Nevada prepares for 'First in the West' Democratic caucus
LAS VEGAS -- They call Nevada the “First in the West” – the only state west of the Missouri River to play a determinative role in shaping who wins the Democratic nomination before the rush of Super Tuesday.
State leaders hail Nevada’s demographics as a microcosm of the U.S. electorate: Increasingly diverse as minority voters inch toward becoming the majority, with Latinos carrying the torch as the fastest growing bloc of the electorate.
Just a few short months ago, it would have come as complete shock to see how down to the wire Nevada’s Democratic caucus would be.
The major question question heading into Saturday’s race is whether Hillary Clinton’s “firewall” of support from blacks and Latinos will be able to hold against the insurgency of Bernie Sanders’ campaign, built from the ground up.
Clinton came to Nevada early and hard, setting up an expansive ground game statewide before Sanders had even formally entered the race.
Her roots in the Silver State must not be underestimated. She won the popular vote in 2008 – claiming key support from Latinos – only to be edged out by then-Sen. Barack Obama on the delegate count.
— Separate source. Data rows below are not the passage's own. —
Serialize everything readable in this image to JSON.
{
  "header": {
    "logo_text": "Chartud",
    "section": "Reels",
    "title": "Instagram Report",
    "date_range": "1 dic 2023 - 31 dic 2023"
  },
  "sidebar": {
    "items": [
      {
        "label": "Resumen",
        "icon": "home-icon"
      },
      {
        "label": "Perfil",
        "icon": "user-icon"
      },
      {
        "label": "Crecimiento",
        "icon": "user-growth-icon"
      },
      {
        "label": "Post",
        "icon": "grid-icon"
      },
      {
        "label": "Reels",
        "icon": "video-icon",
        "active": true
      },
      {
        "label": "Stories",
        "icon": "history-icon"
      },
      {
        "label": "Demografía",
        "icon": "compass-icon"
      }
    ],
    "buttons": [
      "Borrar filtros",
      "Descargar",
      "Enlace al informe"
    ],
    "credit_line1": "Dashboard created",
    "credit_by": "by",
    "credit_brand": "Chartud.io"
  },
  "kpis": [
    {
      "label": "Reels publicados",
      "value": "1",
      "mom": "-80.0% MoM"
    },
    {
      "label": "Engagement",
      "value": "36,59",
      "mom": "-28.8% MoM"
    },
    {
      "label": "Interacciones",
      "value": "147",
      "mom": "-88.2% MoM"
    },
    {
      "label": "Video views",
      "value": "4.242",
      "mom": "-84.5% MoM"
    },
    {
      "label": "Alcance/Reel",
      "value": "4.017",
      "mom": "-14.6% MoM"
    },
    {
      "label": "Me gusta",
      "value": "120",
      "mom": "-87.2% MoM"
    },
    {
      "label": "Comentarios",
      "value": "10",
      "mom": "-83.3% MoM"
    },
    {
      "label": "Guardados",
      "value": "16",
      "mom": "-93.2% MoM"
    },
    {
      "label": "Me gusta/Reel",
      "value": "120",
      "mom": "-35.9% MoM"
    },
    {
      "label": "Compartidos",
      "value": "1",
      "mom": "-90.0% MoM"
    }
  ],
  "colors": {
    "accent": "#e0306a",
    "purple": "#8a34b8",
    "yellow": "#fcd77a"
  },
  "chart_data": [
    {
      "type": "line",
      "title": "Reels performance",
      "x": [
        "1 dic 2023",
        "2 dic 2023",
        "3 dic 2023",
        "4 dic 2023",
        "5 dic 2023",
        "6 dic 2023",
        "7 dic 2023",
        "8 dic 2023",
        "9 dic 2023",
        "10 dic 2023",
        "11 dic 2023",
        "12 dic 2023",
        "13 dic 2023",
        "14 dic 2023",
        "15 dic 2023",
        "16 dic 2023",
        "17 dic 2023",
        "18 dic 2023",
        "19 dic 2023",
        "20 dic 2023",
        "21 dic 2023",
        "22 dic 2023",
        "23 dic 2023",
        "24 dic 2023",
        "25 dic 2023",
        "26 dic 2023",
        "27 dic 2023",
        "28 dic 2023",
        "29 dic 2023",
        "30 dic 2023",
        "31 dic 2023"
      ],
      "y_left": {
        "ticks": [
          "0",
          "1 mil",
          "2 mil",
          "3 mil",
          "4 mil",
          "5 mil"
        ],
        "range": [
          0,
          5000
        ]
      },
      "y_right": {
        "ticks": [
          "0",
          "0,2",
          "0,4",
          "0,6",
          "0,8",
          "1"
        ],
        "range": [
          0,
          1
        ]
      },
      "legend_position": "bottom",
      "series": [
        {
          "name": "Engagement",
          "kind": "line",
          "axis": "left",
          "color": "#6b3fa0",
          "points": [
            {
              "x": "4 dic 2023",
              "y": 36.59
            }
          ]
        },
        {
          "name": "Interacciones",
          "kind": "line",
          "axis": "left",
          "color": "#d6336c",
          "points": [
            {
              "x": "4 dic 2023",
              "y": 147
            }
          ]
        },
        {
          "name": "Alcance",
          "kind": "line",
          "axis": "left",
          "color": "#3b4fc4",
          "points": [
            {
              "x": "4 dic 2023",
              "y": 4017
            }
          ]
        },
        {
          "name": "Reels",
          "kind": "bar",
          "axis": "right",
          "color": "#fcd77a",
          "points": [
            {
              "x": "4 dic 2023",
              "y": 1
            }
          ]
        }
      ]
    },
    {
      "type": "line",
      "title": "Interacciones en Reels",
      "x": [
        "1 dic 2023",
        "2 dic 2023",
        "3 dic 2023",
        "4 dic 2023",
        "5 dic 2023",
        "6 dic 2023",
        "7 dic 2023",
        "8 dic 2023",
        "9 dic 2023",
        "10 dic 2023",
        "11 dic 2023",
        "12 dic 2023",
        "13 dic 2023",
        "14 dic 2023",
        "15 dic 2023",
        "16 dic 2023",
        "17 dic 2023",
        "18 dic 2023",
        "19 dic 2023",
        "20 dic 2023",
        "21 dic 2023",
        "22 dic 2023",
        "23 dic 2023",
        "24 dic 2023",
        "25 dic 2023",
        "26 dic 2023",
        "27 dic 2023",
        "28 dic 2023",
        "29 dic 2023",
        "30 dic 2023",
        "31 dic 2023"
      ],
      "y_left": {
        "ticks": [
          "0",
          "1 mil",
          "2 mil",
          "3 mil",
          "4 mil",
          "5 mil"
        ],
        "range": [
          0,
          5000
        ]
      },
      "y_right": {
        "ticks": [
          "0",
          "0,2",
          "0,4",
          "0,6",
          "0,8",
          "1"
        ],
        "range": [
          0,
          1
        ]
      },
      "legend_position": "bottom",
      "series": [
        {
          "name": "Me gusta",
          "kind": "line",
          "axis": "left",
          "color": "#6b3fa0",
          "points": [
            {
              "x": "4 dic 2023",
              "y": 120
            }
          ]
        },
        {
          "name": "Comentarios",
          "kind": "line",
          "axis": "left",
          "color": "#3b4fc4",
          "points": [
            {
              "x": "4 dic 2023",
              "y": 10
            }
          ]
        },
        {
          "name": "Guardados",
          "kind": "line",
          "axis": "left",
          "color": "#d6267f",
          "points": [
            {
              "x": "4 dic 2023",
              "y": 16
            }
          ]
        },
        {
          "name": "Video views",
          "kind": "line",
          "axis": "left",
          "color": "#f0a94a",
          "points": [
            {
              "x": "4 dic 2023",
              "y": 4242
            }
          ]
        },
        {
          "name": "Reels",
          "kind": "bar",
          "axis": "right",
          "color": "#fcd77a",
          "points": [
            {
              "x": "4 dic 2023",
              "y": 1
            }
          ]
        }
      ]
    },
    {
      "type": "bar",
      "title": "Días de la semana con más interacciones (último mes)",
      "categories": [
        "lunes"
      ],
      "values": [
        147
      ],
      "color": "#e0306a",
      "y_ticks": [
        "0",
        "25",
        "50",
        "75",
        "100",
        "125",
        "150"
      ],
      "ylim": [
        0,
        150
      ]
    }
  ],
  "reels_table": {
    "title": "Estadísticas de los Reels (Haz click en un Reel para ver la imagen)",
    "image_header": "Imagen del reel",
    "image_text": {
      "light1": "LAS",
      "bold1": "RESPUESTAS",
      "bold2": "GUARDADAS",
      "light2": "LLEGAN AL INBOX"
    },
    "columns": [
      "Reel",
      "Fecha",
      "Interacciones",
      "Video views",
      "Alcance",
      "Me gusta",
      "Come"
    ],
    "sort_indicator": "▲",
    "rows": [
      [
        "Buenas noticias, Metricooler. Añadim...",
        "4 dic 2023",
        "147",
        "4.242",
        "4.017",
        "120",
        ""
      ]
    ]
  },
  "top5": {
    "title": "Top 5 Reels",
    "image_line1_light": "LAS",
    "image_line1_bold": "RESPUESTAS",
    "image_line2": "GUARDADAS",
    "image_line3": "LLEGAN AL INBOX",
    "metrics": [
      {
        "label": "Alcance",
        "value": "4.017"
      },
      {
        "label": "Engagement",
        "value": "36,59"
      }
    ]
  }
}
But riding off a virtual tie in Iowa and a win in New Hampshire by a more than 20-point spread, Sanders approaches Nevada with momentum at his back.
Days out from the Nevada caucus, polls showed Sanders whittling Clinton’s lead down to just a single percentage point.
On the eve of caucus day, Sanders stood with confidence before a rapturous crowd of fans and declared that 20, 30 years from now, they will look back and say this is when the revolution began.
“I have a feeling, folks, that we’re going to make history tomorrow,” Sanders said.